If you have never played the game of chess before, Critical Thinking is sure to be a bit confusing. Chess is the central fiber of the film, and any previous experience with the game will be a huge help in your viewing of Leguizamo’s film. Acting as director and supporting actor, Leguizamo plays the real-life Mario Martinez, a teacher who runs a Chess elective course at one of Miami’s inner city high schools. In 1998, for these students, “chess is the great equalizer,” and “white always moves first on the board.”
The kids in the class end up being a hodgepodge of slackers, criminals, and providers, though they’re nearly all overlooked and underseen, two things that are different in the picture Leguizamo paints. Written by Dito Montiel, Critical Thinking hits every beat you’d expect, and rarely goes off-the-rails, trending towards predictable rather than surprising. It doesn’t matter, though, for Leguizamo’s heart and passion is seen constantly, in his own performance and his gentle direction. He wants the best for these teenagers, and it’s clear to see that his intentions couldn’t be of a higher quality.

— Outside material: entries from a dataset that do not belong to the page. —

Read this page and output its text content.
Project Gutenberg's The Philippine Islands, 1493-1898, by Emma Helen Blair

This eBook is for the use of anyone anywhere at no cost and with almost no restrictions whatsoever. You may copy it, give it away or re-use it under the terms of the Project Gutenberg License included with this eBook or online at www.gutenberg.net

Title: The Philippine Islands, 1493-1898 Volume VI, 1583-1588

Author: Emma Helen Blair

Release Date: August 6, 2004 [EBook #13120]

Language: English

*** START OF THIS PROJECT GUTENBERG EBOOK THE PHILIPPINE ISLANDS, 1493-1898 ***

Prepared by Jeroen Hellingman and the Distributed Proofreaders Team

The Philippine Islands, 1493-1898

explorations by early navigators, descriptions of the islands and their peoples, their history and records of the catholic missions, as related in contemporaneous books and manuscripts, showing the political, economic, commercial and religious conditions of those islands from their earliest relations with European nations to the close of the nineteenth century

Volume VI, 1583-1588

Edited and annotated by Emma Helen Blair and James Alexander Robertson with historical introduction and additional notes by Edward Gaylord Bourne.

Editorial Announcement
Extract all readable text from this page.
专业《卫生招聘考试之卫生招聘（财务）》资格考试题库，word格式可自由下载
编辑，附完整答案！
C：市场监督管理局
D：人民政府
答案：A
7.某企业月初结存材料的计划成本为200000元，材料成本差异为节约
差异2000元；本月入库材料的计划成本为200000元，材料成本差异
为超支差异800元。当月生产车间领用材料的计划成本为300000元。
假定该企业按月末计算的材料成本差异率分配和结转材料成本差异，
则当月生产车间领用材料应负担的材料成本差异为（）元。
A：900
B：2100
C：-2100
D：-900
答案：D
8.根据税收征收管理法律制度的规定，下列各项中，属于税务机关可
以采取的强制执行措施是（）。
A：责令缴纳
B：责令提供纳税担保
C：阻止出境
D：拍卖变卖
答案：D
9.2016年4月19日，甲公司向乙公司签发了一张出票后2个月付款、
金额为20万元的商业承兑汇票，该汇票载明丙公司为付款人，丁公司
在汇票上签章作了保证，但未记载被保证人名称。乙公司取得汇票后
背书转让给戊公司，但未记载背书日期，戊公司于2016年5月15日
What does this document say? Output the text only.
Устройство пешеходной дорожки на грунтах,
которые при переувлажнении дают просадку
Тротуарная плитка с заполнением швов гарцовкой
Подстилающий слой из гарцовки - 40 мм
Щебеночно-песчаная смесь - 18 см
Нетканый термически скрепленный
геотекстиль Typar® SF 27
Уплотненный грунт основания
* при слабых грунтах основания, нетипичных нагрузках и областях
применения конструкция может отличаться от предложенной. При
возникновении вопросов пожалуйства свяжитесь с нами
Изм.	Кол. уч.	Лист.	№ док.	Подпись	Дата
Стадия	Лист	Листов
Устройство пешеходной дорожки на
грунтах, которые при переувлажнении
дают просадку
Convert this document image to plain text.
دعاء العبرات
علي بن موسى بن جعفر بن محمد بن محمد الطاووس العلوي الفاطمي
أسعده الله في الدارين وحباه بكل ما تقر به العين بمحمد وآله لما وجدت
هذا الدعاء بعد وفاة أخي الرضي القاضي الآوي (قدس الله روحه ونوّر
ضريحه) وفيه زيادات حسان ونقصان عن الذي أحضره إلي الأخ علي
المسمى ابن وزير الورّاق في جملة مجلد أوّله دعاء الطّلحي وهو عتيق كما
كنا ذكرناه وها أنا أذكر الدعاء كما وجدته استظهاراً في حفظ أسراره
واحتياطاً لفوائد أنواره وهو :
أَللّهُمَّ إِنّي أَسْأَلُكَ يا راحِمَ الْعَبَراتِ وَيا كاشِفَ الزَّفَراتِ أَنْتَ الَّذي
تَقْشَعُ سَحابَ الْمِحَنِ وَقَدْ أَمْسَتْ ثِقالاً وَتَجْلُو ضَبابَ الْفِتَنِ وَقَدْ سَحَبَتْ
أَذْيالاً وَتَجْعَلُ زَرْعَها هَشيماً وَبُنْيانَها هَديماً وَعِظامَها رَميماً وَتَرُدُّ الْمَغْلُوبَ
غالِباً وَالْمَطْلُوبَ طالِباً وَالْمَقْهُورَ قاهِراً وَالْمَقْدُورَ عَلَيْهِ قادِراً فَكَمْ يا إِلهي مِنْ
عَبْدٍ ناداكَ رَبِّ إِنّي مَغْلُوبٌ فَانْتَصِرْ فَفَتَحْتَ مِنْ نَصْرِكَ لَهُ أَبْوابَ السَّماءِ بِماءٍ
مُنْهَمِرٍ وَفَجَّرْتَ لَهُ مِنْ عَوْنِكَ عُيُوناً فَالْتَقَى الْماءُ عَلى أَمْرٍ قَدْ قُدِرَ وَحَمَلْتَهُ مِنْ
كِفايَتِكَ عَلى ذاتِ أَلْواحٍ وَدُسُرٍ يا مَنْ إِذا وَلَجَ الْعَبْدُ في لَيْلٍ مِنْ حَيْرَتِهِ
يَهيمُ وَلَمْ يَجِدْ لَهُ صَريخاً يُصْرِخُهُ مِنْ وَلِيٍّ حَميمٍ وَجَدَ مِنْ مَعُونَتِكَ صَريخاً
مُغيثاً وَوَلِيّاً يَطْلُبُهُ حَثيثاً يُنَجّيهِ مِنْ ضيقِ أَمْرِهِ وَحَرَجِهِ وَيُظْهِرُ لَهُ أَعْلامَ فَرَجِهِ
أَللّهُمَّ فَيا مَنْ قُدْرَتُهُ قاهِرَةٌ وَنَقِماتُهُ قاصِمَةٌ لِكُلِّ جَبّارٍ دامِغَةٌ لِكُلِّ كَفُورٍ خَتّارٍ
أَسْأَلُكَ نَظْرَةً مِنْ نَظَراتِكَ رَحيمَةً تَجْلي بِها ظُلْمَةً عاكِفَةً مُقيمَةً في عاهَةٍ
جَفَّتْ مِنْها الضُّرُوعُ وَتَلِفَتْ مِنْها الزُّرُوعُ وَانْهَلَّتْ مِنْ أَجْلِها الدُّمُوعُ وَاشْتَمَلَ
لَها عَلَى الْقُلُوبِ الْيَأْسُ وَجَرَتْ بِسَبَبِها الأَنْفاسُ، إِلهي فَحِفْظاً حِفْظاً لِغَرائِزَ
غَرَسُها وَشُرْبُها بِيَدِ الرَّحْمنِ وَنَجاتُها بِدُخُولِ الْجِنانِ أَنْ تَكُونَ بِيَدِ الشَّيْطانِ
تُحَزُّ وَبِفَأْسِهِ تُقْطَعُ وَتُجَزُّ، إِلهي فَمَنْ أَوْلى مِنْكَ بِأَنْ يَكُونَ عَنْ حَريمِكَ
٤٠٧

The kids, played by Corwin Tuggles (Sedrick), Jorge Lendeborg Jr (Ito), Pose‘s Angel Curiel (Rodelay), Will Hochman (Gil), and Jeffry Batista (Marcel), bring the story to life. All of them give committed performances, even if the script doesn’t always keep up with their own emotional capacity. These young men have bought into Leguizamo’s teaching, both on and off the screen, and it shows in their willingness to make chess much more interesting than it is to watch in daily life. Their stories, though somewhat thin on an individual level, are enhanced by the factuality of the story and the inspiring nature of people rising above the expectations society places upon them.
The story follows the boys and their teacher as they win the local, regional, state, and finally national competitions. Their wins are never in doubt as it’s hard to imagine any other scenario, especially if you’ve read the logline for the film. Leguizamo gives inspiring speech after inspiring speech, yet all of them have a sense of reality and genuine nature to them. That’s the movie’s greatest strength: it’s authenticity. The interactions, though melodramatic and predictable, are rooted in fact and in the stories that many minority groups have lived, and Leguizamo’s commitment to highlighting these people gives Critical Thinking a constant tint of hope.
A small role for Michael K. Williams, always solid, gives the film a bit more oomph and Leguizamo’s performance makes a larger difference than you might expect. The chess contests themselves are rarely explained in detail, though it’d be difficult to find the game filmed in a more interesting way. Though nothing feels particularly new in terms of the cinematography or general composition of the film, the story and these young men remain in focus as intended. In terms of high school sports stories, Critical Thinking adds little to the canon. Framed as a true story of young men that defied expectations and chose chess (and togetherness) over much more dangerous options, Leguizamo’s directorial effort is warm, inspiring, and essential for those that rarely see themselves on the big screen.
Critical Thinking was set to debut at the 2020 SXSW Film Festival and is currently without distribution.